Robert Kroetsch is widely recognized as one of Canada’s foremost innovative writers. His novels, poems, and criticism articulated a postmodern, experimental vision of Canadian literature during the 1960s and 1970s. Based in the western prairies of Alberta, Manitoba, and Saskatchewan, Kroetsch helped found literary journals—including the influential Boundary 2: A Journal of Postmodern Literature—presses, and reading series and mentored a generation of Canadian writers during his tenure at the University of Manitoba.
 
Kroetsch was born in Heisler, Alberta, in 1927 and earned degrees at the University of Manitoba, Middlebury College, and the University of Iowa. He set many of his novels on the prairies where he had grown up, including Words of My Roaring (1966); The Studhorse Man (1969), which won a Canadian Governor General’s award; and Gone Indian (1973). His nine novels, which blend myth, magical realism, and postmodern play, are landmarks in Canadian literature.
 
Kroetsch also published 14 collections of poetry.

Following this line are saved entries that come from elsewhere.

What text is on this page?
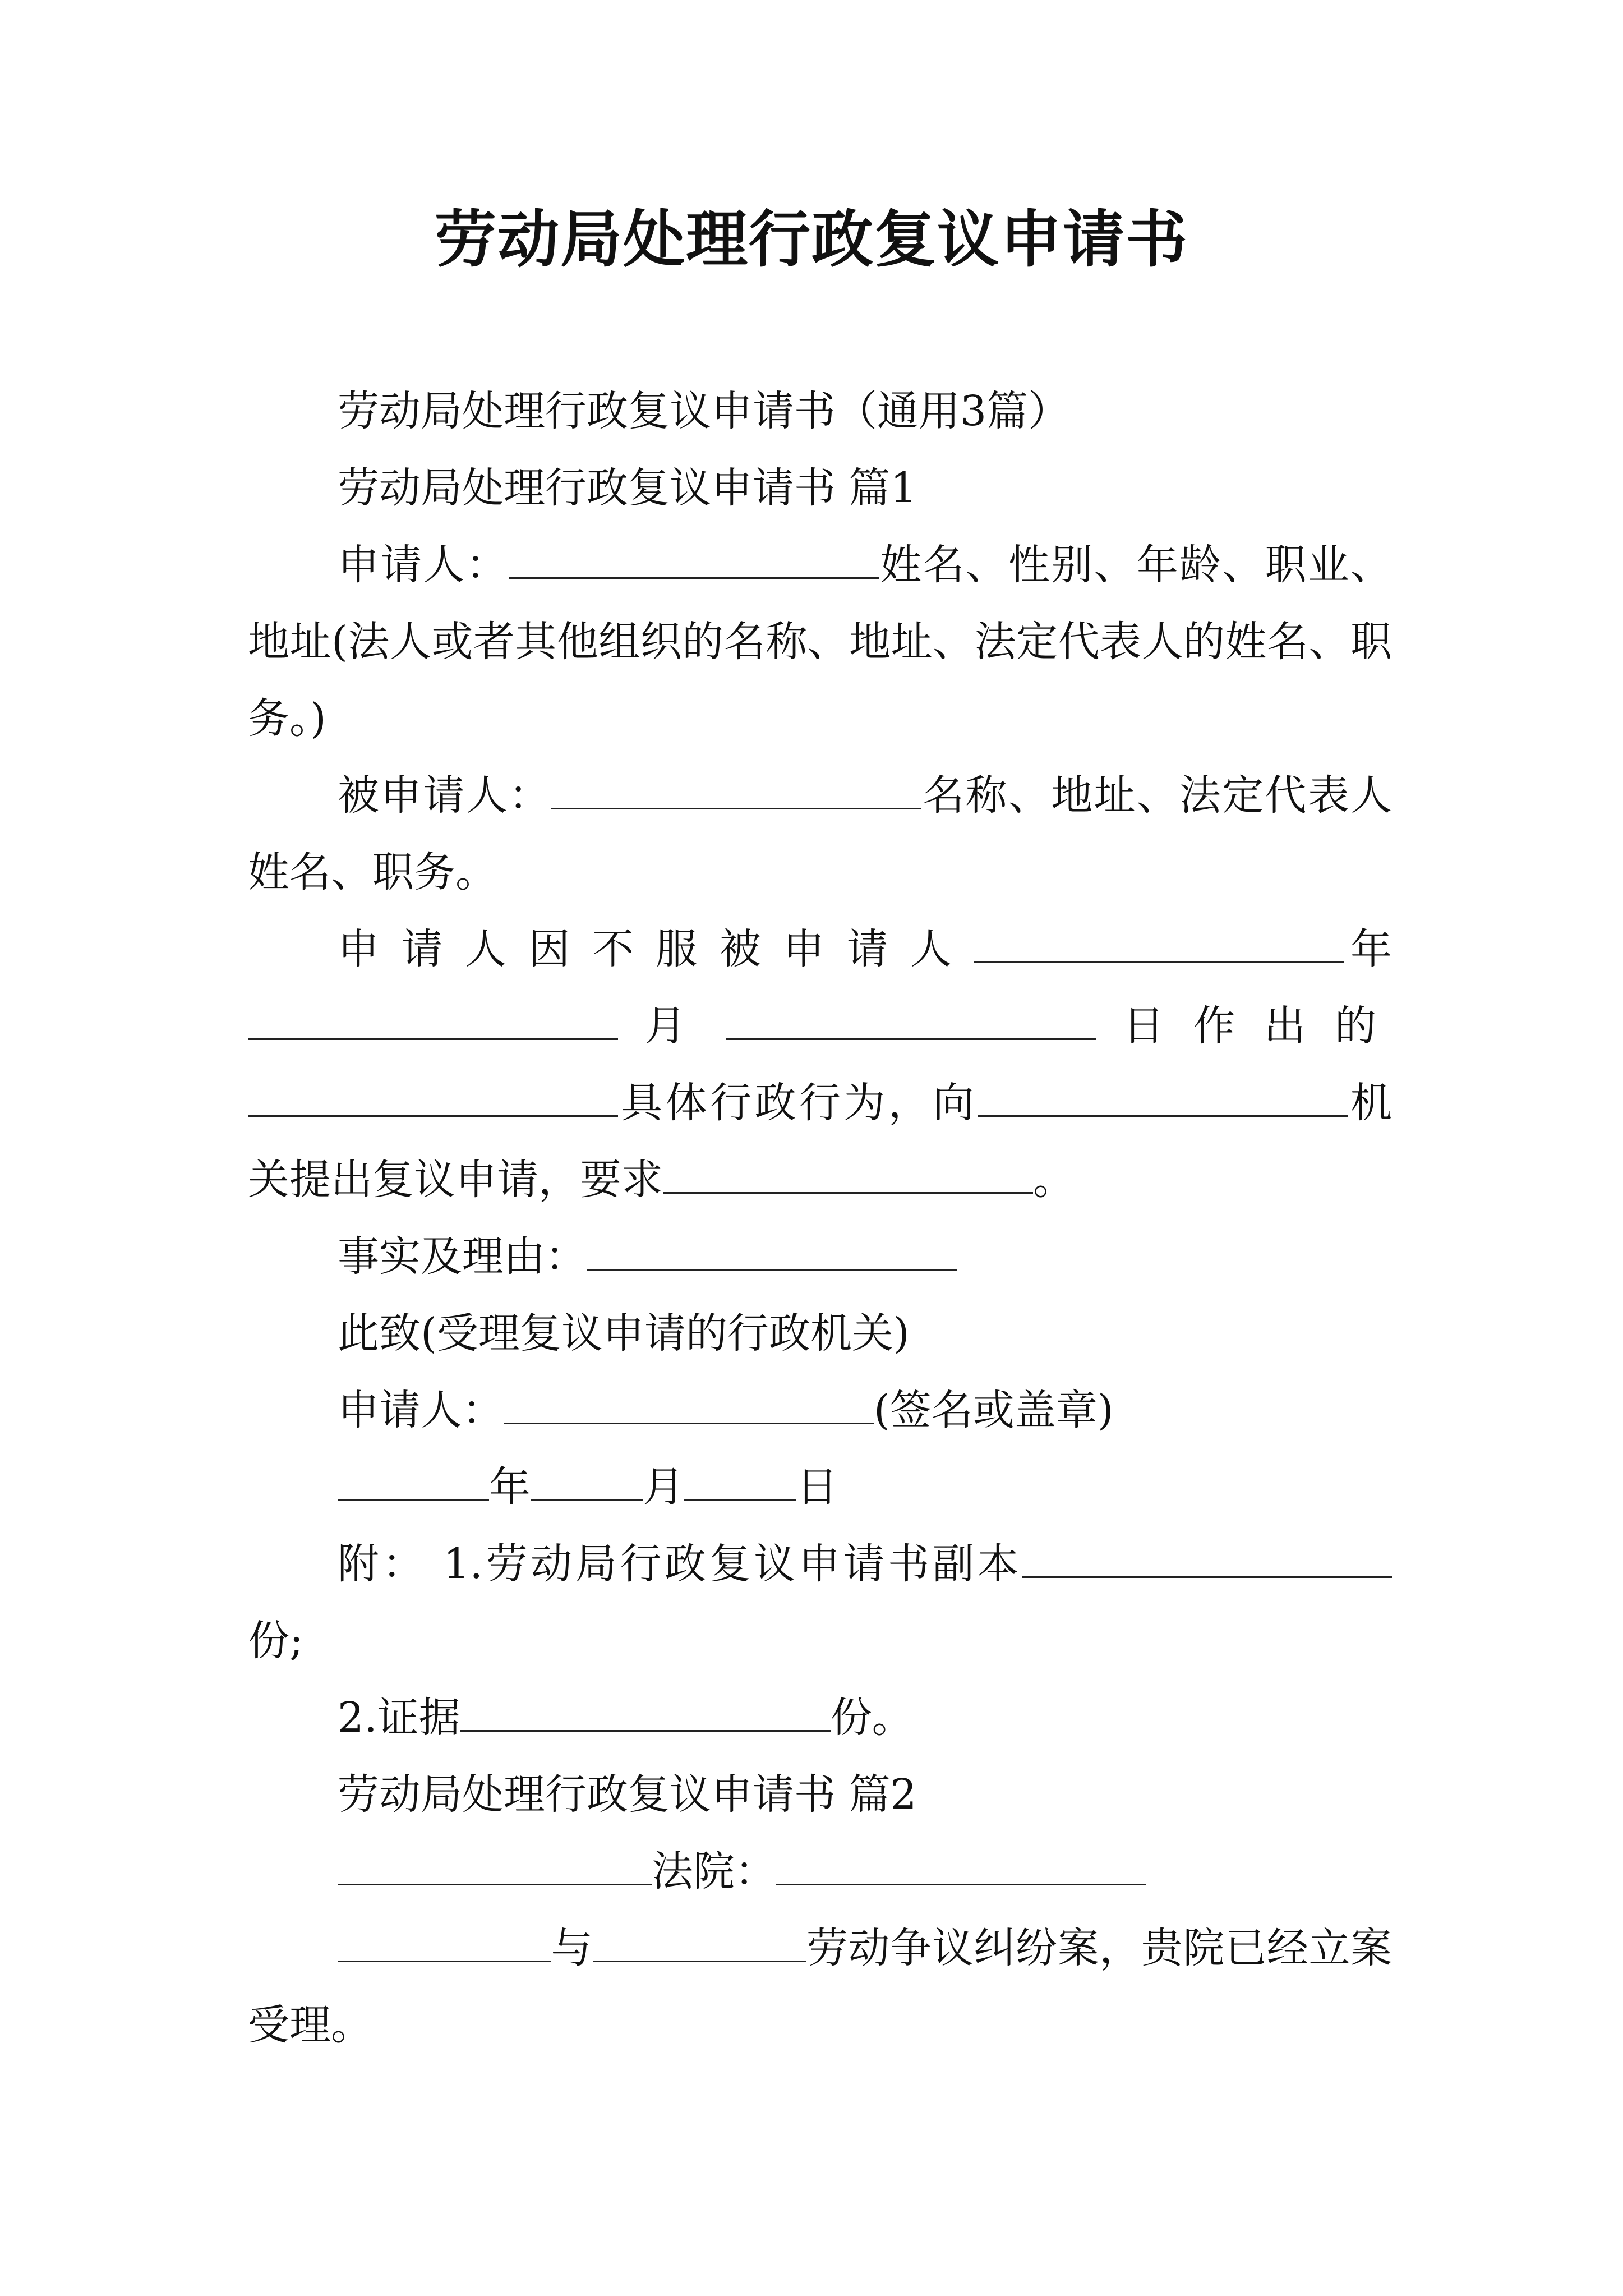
劳动局处理行政复议申请书

劳动局处理行政复议申请书（通用3篇）

劳动局处理行政复议申请书 篇1

申请人：	姓名、性别、年龄、职业、地址(法人或者其他组织的名称、地址、法定代表人的姓名、职务。)

被申请人：	名称、地址、法定代表人姓名、职务。

申请人因不服被申请人	年 月	日作出的具体行政行为，向	机关提出复议申请，要求	。

事实及理由：

此致(受理复议申请的行政机关)

申请人：	(签名或盖章)

年	月	日

附： 1.劳动局行政复议申请书副本份;

2.证据	份。

劳动局处理行政复议申请书 篇2

法院：

与	劳动争议纠纷案，贵院已经立案受理。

According to poet and critic Robert Archambeau, Kroetsch’s work provides “a kind of constant, amused intellectual probing of the everyday.” In many of his long poems, such as Seed Catalogue (1986) and The Ledger (1975), Kroetsch experimented with found texts and procedural writing. He played with constraints—in his long poem The Sad Phoenician (1979), all the lines begin with and or but—as well as fragments and serial writing. Other books of poetry include Too Bad (2010), The Hornbooks of Rita K (2001), and Completed Field Notes: The Long Poems of Robert Kroetsch (1989), a collection that brings together all of Kroetsch’s long poems.
 
When Kroetsch was killed in a car accident in 2011, there was an outpouring of tributes from friends and former students. Writers such as Archambeau, Rudy Wiebe, Aritha van Herk, and Michael Ondaatje all spoke of Kroetsch’s generosity and genius. According to Ondaatje, “He was life-force. I can think of no one else like him." Each year Snare Press grants the Kroetsch Award for Innovative Poetry in his honor.